The binary eventually worked. The command that matters:
./build/bin/llama-server \
-m ~/models/thinkingcap/ThinkingCap-Qwen3.6-27B-Q4_K_M.gguf \
--mmproj ~/models/thinkingcap/mmproj-ThinkingCap-Qwen3.6-27B-f16.gguf \
--host 0.0.0.0 --port 8080 \
-ngl 999 \
--ctx-size 262144 \
--flash-attn on \
--cache-type-k q8_0 \
--cache-type-v q8_0 \
--parallel 1
Every flag has a purpose. -ngl 999 pushes all layers to the GPU. --flash-attn on reduces memory overhead for attention. q8_0 KV cache quantization balances quality and context length. --parallel 1 prevents multiple requests from fragmenting VRAM.
The GPU runs hot. Close to 90°C. But it holds. No throttling. No crashes. Just a very warm desk.
For my friends with Macs
The compile story above — not many will need it. If you have an Apple Silicon Mac, you already have Metal acceleration and Homebrew. The entire setup is three commands:
brew update
brew install llama.cpp pipx
pipx ensurepath
Restart your terminal, then install the Hugging Face downloader:
pipx install "huggingface_hub[cli]"
Download the model:
mkdir -p ~/models/thinkingcap
hf download bottlecapai/ThinkingCap-Qwen3.6-27B-GGUF \
ThinkingCap-Qwen3.6-27B-Q4_K_M.gguf \
--local-dir ~/models/thinkingcap
hf download bottlecapai/ThinkingCap-Qwen3.6-27B-GGUF \
mmproj-ThinkingCap-Qwen3.6-27B-f16.gguf \
--local-dir ~/models/thinkingcap
Run the server:
llama-server \
-m ~/models/thinkingcap/ThinkingCap-Qwen3.6-27B-Q4_K_M.gguf \
--mmproj ~/models/thinkingcap/mmproj-ThinkingCap-Qwen3.6-27B-f16.gguf \
--host 0.0.0.0 \
--port 8080 \
--ctx-size 32768 \
--flash-attn auto \
--cache-type-k q8_0 \
--cache-type-v q8_0 \
--parallel 1
For a 64 GB M2 Max, you can push --ctx-size to 65536. If memory gets tight, switch the cache to q4_0. Then open http://localhost:8080 and talk to your model.

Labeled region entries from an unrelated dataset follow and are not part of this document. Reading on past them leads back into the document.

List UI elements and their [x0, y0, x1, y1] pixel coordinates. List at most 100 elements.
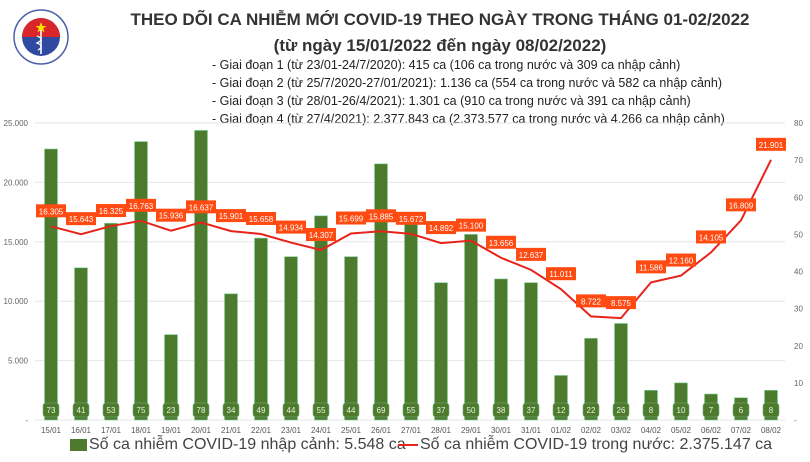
legend-imported: Số ca nhiễm COVID-19 nhập cảnh: 5.548 ca	[70, 436, 406, 454]
bar-imported	[104, 222, 118, 421]
x-tick-label: 21/01	[221, 426, 242, 435]
line-data-label-box	[156, 208, 186, 222]
bar-data-label: 55	[317, 406, 326, 415]
bar-data-label-box	[42, 402, 60, 418]
line-data-label: 15.100	[459, 222, 484, 231]
bar-imported	[464, 234, 478, 421]
bar-imported	[494, 278, 508, 421]
line-data-label-box	[36, 204, 66, 218]
line-data-label: 12.160	[669, 257, 694, 266]
line-data-label: 15.936	[159, 212, 184, 221]
bar-imported	[164, 334, 178, 421]
bar-data-label: 73	[47, 406, 56, 415]
y-right-tick-label: 50	[794, 230, 803, 239]
ministry-of-health-logo	[12, 8, 70, 71]
bar-data-label: 23	[167, 406, 176, 415]
legend-line-swatch	[398, 444, 418, 446]
bar-data-label: 49	[257, 406, 266, 415]
x-tick-label: 30/01	[491, 426, 512, 435]
x-tick-label: 19/01	[161, 426, 182, 435]
x-tick-label: 17/01	[101, 426, 122, 435]
bar-data-label-box	[672, 402, 690, 418]
x-tick-label: 29/01	[461, 426, 482, 435]
bar-data-label: 7	[709, 406, 714, 415]
line-data-label-box	[606, 296, 636, 310]
bar-imported	[44, 148, 58, 421]
line-data-label: 16.809	[729, 201, 754, 210]
bar-data-label: 22	[587, 406, 596, 415]
line-data-label: 21.901	[759, 141, 784, 150]
bar-data-label: 26	[617, 406, 626, 415]
x-tick-label: 28/01	[431, 426, 452, 435]
bar-imported	[284, 256, 298, 421]
line-data-label-box	[756, 137, 786, 151]
line-data-label-box	[516, 247, 546, 261]
bar-data-label: 6	[739, 406, 744, 415]
line-data-label-box	[336, 211, 366, 225]
chart-title: THEO DÕI CA NHIỄM MỚI COVID-19 THEO NGÀY…	[130, 10, 750, 29]
line-data-label-box	[666, 253, 696, 267]
bar-imported	[524, 282, 538, 421]
line-data-label: 15.901	[219, 212, 244, 221]
bar-data-label-box	[492, 402, 510, 418]
bar-data-label: 75	[137, 406, 146, 415]
line-data-label: 16.637	[189, 203, 214, 212]
bar-imported	[614, 323, 628, 421]
line-data-label-box	[636, 260, 666, 274]
bar-data-label-box	[702, 402, 720, 418]
bar-data-label-box	[252, 402, 270, 418]
line-data-label: 14.934	[279, 224, 304, 233]
y-right-tick-label: 60	[794, 193, 803, 202]
bar-data-label-box	[612, 402, 630, 418]
bar-data-label-box	[102, 402, 120, 418]
legend-domestic: Số ca nhiễm COVID-19 trong nước: 2.375.1…	[398, 436, 772, 454]
x-tick-label: 24/01	[311, 426, 332, 435]
x-tick-label: 22/01	[251, 426, 272, 435]
legend-bar-swatch	[70, 439, 87, 451]
legend-domestic-label: Số ca nhiễm COVID-19 trong nước: 2.375.1…	[420, 436, 773, 453]
bar-imported	[134, 141, 148, 421]
bar-data-label-box	[462, 402, 480, 418]
bar-data-label: 44	[347, 406, 356, 415]
y-left-tick-label: 10.000	[4, 297, 29, 306]
bar-imported	[584, 338, 598, 421]
line-data-label: 14.105	[699, 233, 724, 242]
bar-data-label-box	[162, 402, 180, 418]
line-data-label-box	[246, 211, 276, 225]
bar-data-label-box	[192, 402, 210, 418]
x-tick-label: 16/01	[71, 426, 92, 435]
x-tick-label: 31/01	[521, 426, 542, 435]
x-tick-label: 01/02	[551, 426, 572, 435]
line-data-label-box	[126, 198, 156, 212]
line-data-label-box	[426, 221, 456, 235]
line-data-label-box	[486, 235, 516, 249]
bar-imported	[434, 282, 448, 421]
line-data-label-box	[696, 230, 726, 244]
bar-data-label: 55	[407, 406, 416, 415]
y-right-tick-label: 20	[794, 342, 803, 351]
bar-data-label: 50	[467, 406, 476, 415]
x-tick-label: 18/01	[131, 426, 152, 435]
bar-data-label-box	[762, 402, 780, 418]
line-data-label: 8.722	[581, 297, 602, 306]
x-tick-label: 27/01	[401, 426, 422, 435]
bar-data-label-box	[432, 402, 450, 418]
bar-data-label: 34	[227, 406, 236, 415]
legend-imported-label: Số ca nhiễm COVID-19 nhập cảnh: 5.548 ca	[89, 436, 406, 453]
line-data-label-box	[576, 294, 606, 308]
line-data-label-box	[546, 267, 576, 281]
bar-data-label-box	[522, 402, 540, 418]
bar-imported	[404, 215, 418, 421]
y-right-tick-label: 40	[794, 268, 803, 277]
line-data-label: 13.656	[489, 239, 514, 248]
bar-imported	[224, 293, 238, 421]
line-domestic	[50, 159, 772, 320]
bar-data-label: 38	[497, 406, 506, 415]
y-right-tick-label: 80	[794, 119, 803, 128]
line-data-label-box	[96, 204, 126, 218]
bar-data-label-box	[132, 402, 150, 418]
x-tick-label: 25/01	[341, 426, 362, 435]
bar-imported	[314, 215, 328, 421]
bar-imported	[344, 256, 358, 421]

From another device on the same network, replace localhost with your Mac’s IP:
ipconfig getifaddr en0
What it means
Local inference is not a hobby. It is a discipline. You choose your quantization. You calculate your KV cache. You watch your temperatures. You read your logs. There is no API key to forget to revoke. No vendor to change their pricing overnight. No rate limit that cuts you off mid-sentence.
There is just you, your hardware, and a model file on disk.
The methodology runs better when the infrastructure is yours.